In New Hampshire, Hillary Clinton and Bernie Sanders pitch young voters on college plan
As Hillary Clinton’s campaign makes a push to turn out younger voters, New Hampshire is getting a heavy dose of her progressive surrogates.
Bernie Sanders campaigned Wednesday with Clinton at the University of New Hampshire in Durham, five days after Elizabeth Warren made a solo swing through the state. The former primary rivals were appearing on stage together for the first time since July, when Sanders officially endorsed Clinton a short drive away in Portsmouth.
In need of persuading younger voters—who haven’t coalesced around Clinton in the way they did for President Barack Obama—to turn out in November, the Clinton-Sanders pitch relied heavily on the Democratic nominee’s college plan.
“And make no mistake about it; this is a revolutionary proposal for the future our country,” Sanders told the crowd, speaking first, with Clinton sitting and smiling behind him.
The Vermont senator lauded Clinton’s plan to make college tuition-free for families making $125,000 or less annually, an embrace of one of his primary campaign’s major tenets.
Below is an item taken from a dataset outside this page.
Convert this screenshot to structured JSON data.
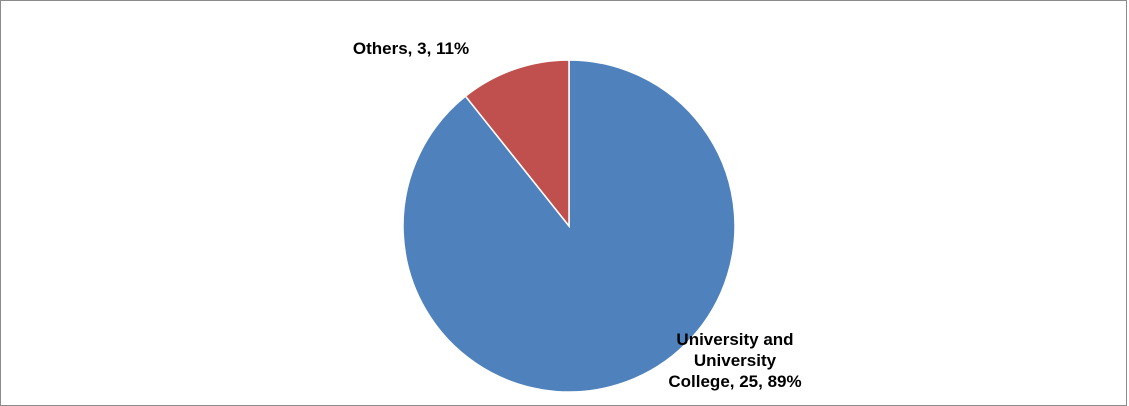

Sanders said the plan would guarantee that no student leaves school with “outrageous levels” of student loan debt, and that it would also make college accessible for low-income families.
In a battleground state “emblematic” of Clinton’s “millennial math problem,” as Bloomberg puts it, Sanders is perhaps as forceful a surrogate the Democratic nominee could have.
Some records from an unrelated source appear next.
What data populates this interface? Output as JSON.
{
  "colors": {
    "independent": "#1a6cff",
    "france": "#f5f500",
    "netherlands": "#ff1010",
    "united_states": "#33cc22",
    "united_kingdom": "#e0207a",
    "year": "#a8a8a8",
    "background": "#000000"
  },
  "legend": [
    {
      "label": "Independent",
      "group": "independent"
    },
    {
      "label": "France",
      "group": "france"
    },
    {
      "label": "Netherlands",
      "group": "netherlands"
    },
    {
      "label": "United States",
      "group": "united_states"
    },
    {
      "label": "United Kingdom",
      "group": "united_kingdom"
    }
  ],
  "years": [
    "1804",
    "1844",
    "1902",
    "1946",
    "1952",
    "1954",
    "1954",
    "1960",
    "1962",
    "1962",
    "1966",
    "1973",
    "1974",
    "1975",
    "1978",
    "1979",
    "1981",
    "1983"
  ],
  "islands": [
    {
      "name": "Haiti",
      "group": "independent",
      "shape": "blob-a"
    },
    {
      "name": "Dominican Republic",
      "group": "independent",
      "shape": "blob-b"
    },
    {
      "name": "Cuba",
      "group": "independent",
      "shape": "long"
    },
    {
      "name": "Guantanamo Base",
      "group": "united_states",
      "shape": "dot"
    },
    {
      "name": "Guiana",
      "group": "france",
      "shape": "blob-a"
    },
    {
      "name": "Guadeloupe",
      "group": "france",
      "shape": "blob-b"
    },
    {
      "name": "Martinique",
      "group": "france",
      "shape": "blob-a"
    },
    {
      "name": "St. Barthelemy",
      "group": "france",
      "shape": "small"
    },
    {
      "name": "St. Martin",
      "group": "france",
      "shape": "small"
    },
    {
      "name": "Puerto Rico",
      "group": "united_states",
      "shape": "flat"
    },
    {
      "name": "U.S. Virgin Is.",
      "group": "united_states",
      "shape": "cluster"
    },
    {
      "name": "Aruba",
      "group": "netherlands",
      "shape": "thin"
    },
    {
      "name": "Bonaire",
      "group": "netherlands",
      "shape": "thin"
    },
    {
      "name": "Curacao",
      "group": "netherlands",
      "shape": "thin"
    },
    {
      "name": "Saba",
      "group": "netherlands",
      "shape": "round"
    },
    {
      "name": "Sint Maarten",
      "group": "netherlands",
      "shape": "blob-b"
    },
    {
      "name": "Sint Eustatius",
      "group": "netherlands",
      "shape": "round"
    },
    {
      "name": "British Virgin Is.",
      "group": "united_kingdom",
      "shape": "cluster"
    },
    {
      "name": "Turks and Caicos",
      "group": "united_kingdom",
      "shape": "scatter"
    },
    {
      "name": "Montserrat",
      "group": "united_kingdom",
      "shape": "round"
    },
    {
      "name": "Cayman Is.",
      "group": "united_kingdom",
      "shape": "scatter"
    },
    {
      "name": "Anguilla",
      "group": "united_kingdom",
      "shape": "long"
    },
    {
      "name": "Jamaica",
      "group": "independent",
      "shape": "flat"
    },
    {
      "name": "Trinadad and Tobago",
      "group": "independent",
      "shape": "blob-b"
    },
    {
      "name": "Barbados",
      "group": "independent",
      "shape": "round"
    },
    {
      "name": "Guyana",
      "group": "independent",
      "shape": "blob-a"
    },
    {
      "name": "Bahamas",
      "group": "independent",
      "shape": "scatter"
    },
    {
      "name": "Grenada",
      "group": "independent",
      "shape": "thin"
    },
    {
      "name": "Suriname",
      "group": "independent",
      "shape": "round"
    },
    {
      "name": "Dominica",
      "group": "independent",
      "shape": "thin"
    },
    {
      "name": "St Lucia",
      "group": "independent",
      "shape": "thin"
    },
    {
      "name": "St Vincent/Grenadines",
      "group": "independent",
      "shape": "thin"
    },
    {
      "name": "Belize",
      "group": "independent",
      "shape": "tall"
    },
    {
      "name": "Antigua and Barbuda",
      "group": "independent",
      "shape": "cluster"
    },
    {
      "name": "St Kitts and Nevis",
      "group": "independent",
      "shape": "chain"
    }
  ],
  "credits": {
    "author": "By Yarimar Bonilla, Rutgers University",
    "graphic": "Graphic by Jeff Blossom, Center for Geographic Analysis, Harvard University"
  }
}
The senator—who is popular both among millennials and in the Granite State—called electing Clinton “imperative,” while trashing Republican opponent Donald Trump’s policies as “absurd and disgraceful.”
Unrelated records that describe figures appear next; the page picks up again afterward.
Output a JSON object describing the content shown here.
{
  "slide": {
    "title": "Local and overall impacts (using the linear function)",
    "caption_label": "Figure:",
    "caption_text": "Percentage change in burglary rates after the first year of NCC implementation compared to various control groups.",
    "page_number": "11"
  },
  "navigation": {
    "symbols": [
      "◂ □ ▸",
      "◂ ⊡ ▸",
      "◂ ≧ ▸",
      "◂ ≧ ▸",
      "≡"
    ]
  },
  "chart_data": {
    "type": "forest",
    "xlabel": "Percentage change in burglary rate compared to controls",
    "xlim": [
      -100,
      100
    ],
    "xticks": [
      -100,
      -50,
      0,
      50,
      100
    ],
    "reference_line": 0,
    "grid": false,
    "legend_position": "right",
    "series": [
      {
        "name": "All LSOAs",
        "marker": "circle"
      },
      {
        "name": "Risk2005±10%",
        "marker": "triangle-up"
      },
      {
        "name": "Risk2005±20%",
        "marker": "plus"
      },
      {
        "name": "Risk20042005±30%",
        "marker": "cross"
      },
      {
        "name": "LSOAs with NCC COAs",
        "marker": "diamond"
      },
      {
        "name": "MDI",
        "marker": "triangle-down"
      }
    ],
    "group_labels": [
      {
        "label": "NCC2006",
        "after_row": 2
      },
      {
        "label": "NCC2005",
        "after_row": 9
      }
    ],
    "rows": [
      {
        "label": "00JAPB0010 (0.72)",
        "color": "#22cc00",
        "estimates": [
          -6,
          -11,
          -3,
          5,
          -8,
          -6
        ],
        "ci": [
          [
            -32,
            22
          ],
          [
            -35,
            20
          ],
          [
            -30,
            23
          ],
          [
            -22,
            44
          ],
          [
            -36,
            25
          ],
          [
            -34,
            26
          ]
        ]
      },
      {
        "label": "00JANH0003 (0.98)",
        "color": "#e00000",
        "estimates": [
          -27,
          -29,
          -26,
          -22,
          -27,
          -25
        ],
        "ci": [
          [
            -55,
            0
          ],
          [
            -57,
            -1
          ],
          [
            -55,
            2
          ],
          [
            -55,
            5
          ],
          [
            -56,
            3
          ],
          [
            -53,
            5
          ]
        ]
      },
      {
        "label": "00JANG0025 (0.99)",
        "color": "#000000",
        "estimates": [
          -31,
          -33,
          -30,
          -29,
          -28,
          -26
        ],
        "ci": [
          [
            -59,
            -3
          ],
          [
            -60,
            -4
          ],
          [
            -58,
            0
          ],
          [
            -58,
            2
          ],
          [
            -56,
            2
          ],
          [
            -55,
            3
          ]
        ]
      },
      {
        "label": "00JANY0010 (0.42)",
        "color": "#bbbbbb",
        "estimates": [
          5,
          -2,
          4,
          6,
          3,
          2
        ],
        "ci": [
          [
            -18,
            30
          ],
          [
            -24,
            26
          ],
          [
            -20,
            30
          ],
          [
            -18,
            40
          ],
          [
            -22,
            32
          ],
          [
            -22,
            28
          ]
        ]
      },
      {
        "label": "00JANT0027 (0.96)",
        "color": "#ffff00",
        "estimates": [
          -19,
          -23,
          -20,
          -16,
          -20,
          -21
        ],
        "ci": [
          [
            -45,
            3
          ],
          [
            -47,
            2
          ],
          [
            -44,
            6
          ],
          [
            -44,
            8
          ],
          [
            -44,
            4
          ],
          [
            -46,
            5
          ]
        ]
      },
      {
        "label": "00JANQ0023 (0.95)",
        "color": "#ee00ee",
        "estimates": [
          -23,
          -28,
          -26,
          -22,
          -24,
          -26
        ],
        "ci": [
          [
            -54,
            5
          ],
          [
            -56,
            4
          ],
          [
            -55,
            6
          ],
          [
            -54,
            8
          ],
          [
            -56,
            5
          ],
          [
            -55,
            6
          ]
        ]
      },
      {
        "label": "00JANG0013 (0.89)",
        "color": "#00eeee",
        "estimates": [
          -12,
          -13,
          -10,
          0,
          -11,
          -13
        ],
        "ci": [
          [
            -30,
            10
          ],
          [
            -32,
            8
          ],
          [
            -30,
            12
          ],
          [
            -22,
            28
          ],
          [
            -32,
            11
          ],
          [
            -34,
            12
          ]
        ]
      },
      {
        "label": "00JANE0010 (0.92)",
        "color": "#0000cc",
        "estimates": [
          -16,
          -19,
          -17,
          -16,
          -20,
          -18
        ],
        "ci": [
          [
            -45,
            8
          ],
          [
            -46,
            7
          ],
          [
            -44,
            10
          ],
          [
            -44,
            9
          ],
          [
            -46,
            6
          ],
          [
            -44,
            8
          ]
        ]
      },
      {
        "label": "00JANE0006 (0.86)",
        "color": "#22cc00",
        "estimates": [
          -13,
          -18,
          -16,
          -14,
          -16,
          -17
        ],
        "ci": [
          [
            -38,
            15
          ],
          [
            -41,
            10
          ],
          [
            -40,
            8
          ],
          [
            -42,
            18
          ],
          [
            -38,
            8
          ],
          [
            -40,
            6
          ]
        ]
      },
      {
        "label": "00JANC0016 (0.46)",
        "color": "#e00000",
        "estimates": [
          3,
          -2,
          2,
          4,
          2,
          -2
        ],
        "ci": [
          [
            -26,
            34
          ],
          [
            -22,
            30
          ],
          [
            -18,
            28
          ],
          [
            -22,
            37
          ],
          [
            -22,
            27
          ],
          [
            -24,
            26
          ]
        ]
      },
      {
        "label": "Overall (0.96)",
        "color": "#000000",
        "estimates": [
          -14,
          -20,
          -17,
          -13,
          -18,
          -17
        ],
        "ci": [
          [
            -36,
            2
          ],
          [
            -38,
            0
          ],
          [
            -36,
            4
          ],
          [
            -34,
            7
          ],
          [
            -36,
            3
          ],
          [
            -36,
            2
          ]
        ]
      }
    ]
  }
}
When Clinton took the stage, she thanked Sanders for his campaign and doubled down on the pitch to college students.
“You know, Bernie’s campaign energized so many young people, some of you in this crowd,” she said. “And there is no group of Americans that have more at stake in this election than young Americans.”
In an election with two deeply unpopular major-party nominees, Clinton made appeal to voters’ ideas.
“It’s not just my name on the ballot,” she said. “Every issue you care about, think about it, because in effect, it’s on the ballot, too.”
Clinton said college affordability was one of the biggest issues she heard about on the campaign trail and plugged additional aspects of her college plan: student-loan refinancing, a three month moratorium on paying student debt, and loan forgiveness for public or national service.
(At one point during the rally, Sanders sat somewhat uncomfortably as Clinton touted the support she received from local Republicans, as well as an endorsement from a former GOP senator from Virginia.)
Speaking to the student-heavy crowd, her pitch also came with a warning.
“None of this will happen if you all don’t turn out to vote,” she said.
In New Hampshire—a state with the most expensive public university system for in-state students and the second-highest rate of student debt—there may not be a better audience for that line of appeal.